As someone who finds it challenging to put together my three-year-old son’s toys, I’m rather in awe people who can build stuff — from a simple birdhouse to space-bound rockets and satellites. Lately, I’ve noticed people of all ages taking dreams and ideas from mere ideas on paper to reality. In particular, I’m rather in awe of some Philladelphia high school students who built a hybrid car that runs on soybeans.

 
A car that can go from zero to 60 in four seconds and get more than 50 miles to the gallon would be enough to pique any driver’s interest. So who do we have to thank for it. Ford? GM? Toyota? No — just Victor, David, Cheeseborough, Bruce, and Kosi, five kids from the auto shop program at West Philadelphia High School

The five kids, along with a handful of schoolmates, built the soybean-fueled car as an after-school project. It took them more than a year — rummaging for parts, configuring wires and learning as they went. As teacher Simon Hauger notes, these kids weren’t exactly the cream of the academic crop.

“We have a number of high school dropouts,” he says. “We have a number that have been removed for disciplinary reasons and they end up with us.”

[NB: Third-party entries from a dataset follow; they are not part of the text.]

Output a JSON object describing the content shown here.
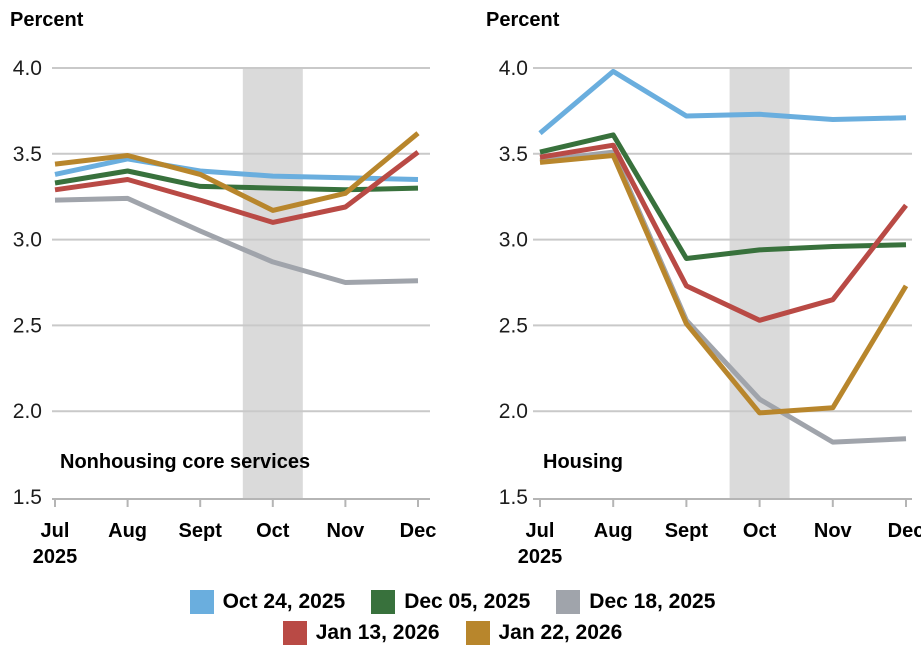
{
  "page": {
    "background": "#ffffff"
  },
  "colors": {
    "gridline": "#c9c9c9",
    "axis": "#b5b5b5",
    "shaded_band": "#dadada",
    "blue": "#6aaede",
    "green": "#38713c",
    "gray": "#a0a4ab",
    "red": "#b94a45",
    "gold": "#b8862c"
  },
  "legend": {
    "rows": [
      [
        {
          "label": "Oct 24, 2025",
          "color": "#6aaede"
        },
        {
          "label": "Dec 05, 2025",
          "color": "#38713c"
        },
        {
          "label": "Dec 18, 2025",
          "color": "#a0a4ab"
        }
      ],
      [
        {
          "label": "Jan 13, 2026",
          "color": "#b94a45"
        },
        {
          "label": "Jan 22, 2026",
          "color": "#b8862c"
        }
      ]
    ]
  },
  "chart_data": [
    {
      "type": "line",
      "title": "Nonhousing core services",
      "ylabel": "Percent",
      "xlabel": "",
      "x_tick_labels": [
        "Jul",
        "Aug",
        "Sept",
        "Oct",
        "Nov",
        "Dec"
      ],
      "x_sub_label": "2025",
      "ylim": [
        1.5,
        4.0
      ],
      "yticks": [
        4.0,
        3.5,
        3.0,
        2.5,
        2.0,
        1.5
      ],
      "grid": true,
      "legend_position": "bottom-shared",
      "shaded_band": {
        "center_month": "Oct",
        "color": "#dadada"
      },
      "series": [
        {
          "name": "Oct 24, 2025",
          "color": "#6aaede",
          "values": [
            3.38,
            3.47,
            3.4,
            3.37,
            3.36,
            3.35
          ]
        },
        {
          "name": "Dec 05, 2025",
          "color": "#38713c",
          "values": [
            3.33,
            3.4,
            3.31,
            3.3,
            3.29,
            3.3
          ]
        },
        {
          "name": "Dec 18, 2025",
          "color": "#a0a4ab",
          "values": [
            3.23,
            3.24,
            3.05,
            2.87,
            2.75,
            2.76
          ]
        },
        {
          "name": "Jan 13, 2026",
          "color": "#b94a45",
          "values": [
            3.29,
            3.35,
            3.23,
            3.1,
            3.19,
            3.51
          ]
        },
        {
          "name": "Jan 22, 2026",
          "color": "#b8862c",
          "values": [
            3.44,
            3.49,
            3.38,
            3.17,
            3.27,
            3.62
          ]
        }
      ]
    },
    {
      "type": "line",
      "title": "Housing",
      "ylabel": "Percent",
      "xlabel": "",
      "x_tick_labels": [
        "Jul",
        "Aug",
        "Sept",
        "Oct",
        "Nov",
        "Dec"
      ],
      "x_sub_label": "2025",
      "ylim": [
        1.5,
        4.0
      ],
      "yticks": [
        4.0,
        3.5,
        3.0,
        2.5,
        2.0,
        1.5
      ],
      "grid": true,
      "legend_position": "bottom-shared",
      "shaded_band": {
        "center_month": "Oct",
        "color": "#dadada"
      },
      "series": [
        {
          "name": "Oct 24, 2025",
          "color": "#6aaede",
          "values": [
            3.62,
            3.98,
            3.72,
            3.73,
            3.7,
            3.71
          ]
        },
        {
          "name": "Dec 05, 2025",
          "color": "#38713c",
          "values": [
            3.51,
            3.61,
            2.89,
            2.94,
            2.96,
            2.97
          ]
        },
        {
          "name": "Dec 18, 2025",
          "color": "#a0a4ab",
          "values": [
            3.46,
            3.51,
            2.53,
            2.07,
            1.82,
            1.84
          ]
        },
        {
          "name": "Jan 13, 2026",
          "color": "#b94a45",
          "values": [
            3.48,
            3.55,
            2.73,
            2.53,
            2.65,
            3.2
          ]
        },
        {
          "name": "Jan 22, 2026",
          "color": "#b8862c",
          "values": [
            3.45,
            3.49,
            2.51,
            1.99,
            2.02,
            2.73
          ]
        }
      ]
    }
  ]
}
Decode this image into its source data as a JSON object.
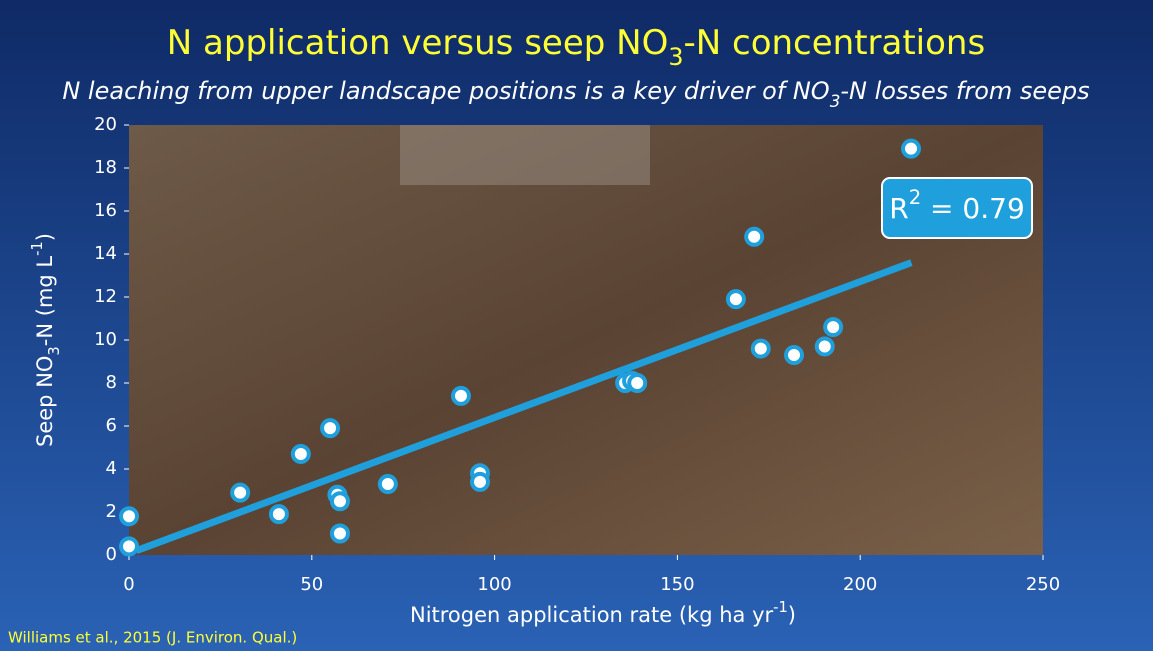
{
  "chart_data": {
    "type": "scatter",
    "title": [
      "N application versus seep NO",
      "3",
      "-N concentrations"
    ],
    "subtitle": [
      "N leaching from upper landscape positions is a key driver of NO",
      "3",
      "-N losses from seeps"
    ],
    "x_label": [
      "Nitrogen application rate (kg ha yr",
      "-1",
      ")"
    ],
    "y_label": [
      "Seep NO",
      "3",
      "-N (mg L",
      "-1",
      ")"
    ],
    "annotation": [
      "R",
      "2",
      " = 0.79"
    ],
    "source": "Williams et al., 2015 (J. Environ. Qual.)",
    "xlim": [
      0,
      250
    ],
    "xticks": [
      0,
      50,
      100,
      150,
      200,
      250
    ],
    "ylim": [
      0,
      20
    ],
    "yticks": [
      0,
      2,
      4,
      6,
      8,
      10,
      12,
      14,
      16,
      18,
      20
    ],
    "x": [
      0,
      0,
      30.4,
      41,
      47,
      55,
      57,
      57.7,
      57.7,
      70.8,
      90.8,
      96,
      96,
      135.7,
      137.6,
      139,
      166,
      171,
      172.8,
      181.9,
      190.3,
      192.6,
      213.9
    ],
    "values": [
      1.8,
      0.4,
      2.9,
      1.9,
      4.7,
      5.9,
      2.8,
      2.5,
      1.0,
      3.3,
      7.4,
      3.8,
      3.4,
      8.0,
      8.1,
      8.0,
      11.9,
      14.8,
      9.6,
      9.3,
      9.7,
      10.6,
      18.9
    ],
    "color": "#1fa0dc",
    "trendline": {
      "x": [
        2,
        214
      ],
      "values": [
        0.2,
        13.6
      ],
      "color": "#1fa0dc"
    }
  }
}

…”If you give kids that have been stereotyped as not being able to do anything an opportunity to do something great, they’ll step up,” he says.

The high school inventors have more than earned their “Fab Five” moniker, but they’re not the only ones building some pretty amazing things. Just in the past week, Make Magazine has featured an update on a Rube Goldberg contest at Purdue University, and a Mexican grandfather who builds his own rockets. I f you’re inclined to try your own hand at this, you can check their post on making water rockets, or visit Dirk’s Rocket Dungeon and check out some old rocket plans for reference.

As for me, I’ll stick to putting together my kid’s toys.  That’s challenge enough for me.